Она любила все, что создано природой. Символы плодородия встречаются на многих ее картинах: цветы, фрукты, обезьяны, попугаи. Их обвивают ленты, ожерелья, виноградные лозы, кровеносные сосуды и колючие ветки терновника. Она признавала право на жизнь за всем, что живет, — даже за тем, что может ранить или убить. Это и есть любовь — великое празднество жизни.
Фрида не хотела умирать. В 1954 году, за восемь дней до смерти, она написала натюрморт: разрезанные арбузы на темном фоне. На красной, как кровь, мякоти можно прочесть: «VIVA LA VIDA!» («Да здравствует жизнь!»). Такой символ любви, побеждающей смерть, придумала художница.
Через год после этого Диего сыграл свадьбу с владелицей художественного салона Эммой Уртадо.
С 1955 года «Голубой дом» Фриды Кало стал музеем ее памяти. В течение 30 лет облик дома не менялся. Диего и Фрида сделали его таким: дом в преобладающем синем цвете с нарядными высокими окнами, украшенный в традиционном индейском стиле, дом полный страсти. Ярко-голубые и красные стены дворика украшает надпись: «Фрида и Диего жили в этом доме с 1924 по 1954 год». Она отражает сентиментальное, идеальное отношение к браку.
В возрасте 70 лет в 1957 году Диего ушел из жизни. В Национальный дворец изящных искусств пришли тысячи людей, чтобы проситься с ним.
Ахматова и Модильяни
Анна Ахматова — великая русская поэтесса XX века. Она родилась в 1889 году в Одессе, но почти сразу родители переехали в Царское Село. Ахматова училась в Мариинской гимназии, но каждое лето проводила под Севастополем, где за смелость и своенравие получила прозвище «дикая девочка».
В апреле 1910 года девушка вышла замуж за поэта Гумилева. Молодые отправились в свадебное путешествие в Париж. Анне тогда было двадцать. Говорили, что поэтесса была так красива, что на улицах все заглядывались на нее, а незнакомые мужчины без стеснения вслух восхищались ее очарованием. «Ангел с печальным лицом…» — такое впечатление она производила на многих. «Грусть была, действительно, наиболее характерным выражением лица Ахматовой. Даже — когда она улыбалась. И эта чарующая грусть делала ее лицо особенно красивым <…> вся ее стройность была символом поэзии <…> Печальная красавица, казавшаяся скромной отшельницей, наряженная в модное платье светской прелестницы», — так писал о ней поэт Юрий Анненков. Мандельштам писал про нее: «Вполоборота, о печаль», «Как черный ангел на снегу…». Модильяни первый увидел ее такой.

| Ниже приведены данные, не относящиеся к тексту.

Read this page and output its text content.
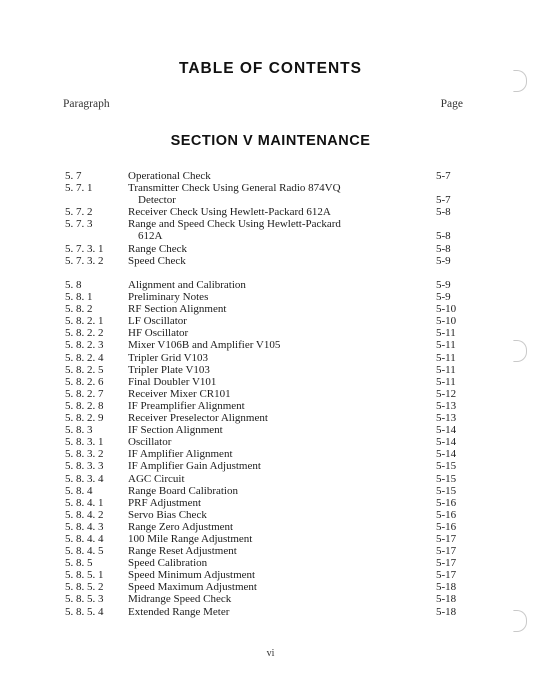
TABLE OF CONTENTS
Paragraph	Page
SECTION V MAINTENANCE
5. 7	Operational Check	5-7
5. 7. 1	Transmitter Check Using General Radio 874VQ
Detector	5-7
5. 7. 2	Receiver Check Using Hewlett-Packard 612A	5-8
5. 7. 3	Range and Speed Check Using Hewlett-Packard
612A	5-8
5. 7. 3. 1 Range Check	5-8
5. 7. 3. 2 Speed Check	5-9
5. 8	Alignment and Calibration	5-9
5. 8. 1	Preliminary Notes	5-9
5. 8. 2	RF Section Alignment	5-10
5. 8. 2. 1 LF Oscillator	5-10
5. 8. 2. 2 HF Oscillator	5-11
5. 8. 2. 3 Mixer V106B and Amplifier V105	5-11
5. 8. 2. 4 Tripler Grid V103	5-11
5. 8. 2. 5 Tripler Plate V103	5-11
5. 8. 2. 6 Final Doubler V101	5-11
5. 8. 2. 7 Receiver Mixer CR101	5-12
5. 8. 2. 8 IF Preamplifier Alignment	5-13
5. 8. 2. 9 Receiver Preselector Alignment	5-13
5. 8. 3	IF Section Alignment	5-14
5. 8. 3. 1 Oscillator	5-14
5. 8. 3. 2 IF Amplifier Alignment	5-14
5. 8. 3. 3 IF Amplifier Gain Adjustment	5-15
5. 8. 3. 4 AGC Circuit	5-15
5. 8. 4	Range Board Calibration	5-15
5. 8. 4. 1 PRF Adjustment	5-16
5. 8. 4. 2 Servo Bias Check	5-16
5. 8. 4. 3 Range Zero Adjustment	5-16
5. 8. 4. 4 100 Mile Range Adjustment	5-17
5. 8. 4. 5 Range Reset Adjustment	5-17
5. 8. 5	Speed Calibration	5-17
5. 8. 5. 1 Speed Minimum Adjustment	5-17
5. 8. 5. 2 Speed Maximum Adjustment	5-18
5. 8. 5. 3 Midrange Speed Check	5-18
5. 8. 5. 4 Extended Range Meter	5-18
vi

Итальянский еврей по происхождению, художник Модильяни переехал в Париж в 1906 году, чтобы брать уроки художественного мастерства у именитых французских живописцев и заявить о себе, как о молодом, талантливом творце. Модильяни был неизвестен и очень беден, но лицо его излучало такую поразительную беззаботность и спокойствие, что Ахматовой он показался человеком из странного, непонятного ей, непознаваемо иного мира.
Гумилев привел молодую жену в «Ротонду» — кафе, где собиралась вся художественная и литературная богема Парижа. Там ее и заприметил Модильяни. «Я была просто чужая, — вспоминала Анна Андреевна, — вероятно, не очень понятная… женщина, иностранка».
Изящный, аристократичный, чувствительный, Амедео отличался особой экстравагантностью, которая сразу бросилась в глаза русской девушке. Она вспоминала, что в первую их встречу Модильяни был одет в желтые вельветовые брюки и яркую, такого же цвета, куртку. Вид у него был нелепый, однако художник так изящно мог преподать себя, что казался элегантным красавцем, словно одетым в самые дорогие наряды по последней парижской моде. В тот год ему едва исполнилось двадцать шесть лет.
Художник осторожно попросил у Ахматовой разрешение написать ее портрет. Она согласилась. Так началась история страстной, но недолгой любви. Всего в 1910 было несколько мимолетных встреч.
В те годы Моди был ужасающе беден. Настолько, что, когда однажды пригласил Ахматову в Люксембургский сад, не в состоянии был оплатить стул, на котором можно было посидеть. И они беседовали на бесплатных скамейках, предназначенных для бедняков. И вот что еще поразило юную Ахматову в 26-летнем художнике: «Он казался мне окруженным плотным кольцом одиночества».
Вопреки всем невзгодам, несчастьям, неустроенности и нищете, Модильяни не говорил с Ахматовой «ни о чем земном, и никогда не жаловался. Он был учтив, но это не было следствием домашнего воспитания, а высоты духа. Я ни разу не видела его пьяным, и от него не пахло вином». А ведь именно в тот период он пытался найти забвение и решение своих проблем в рюмке.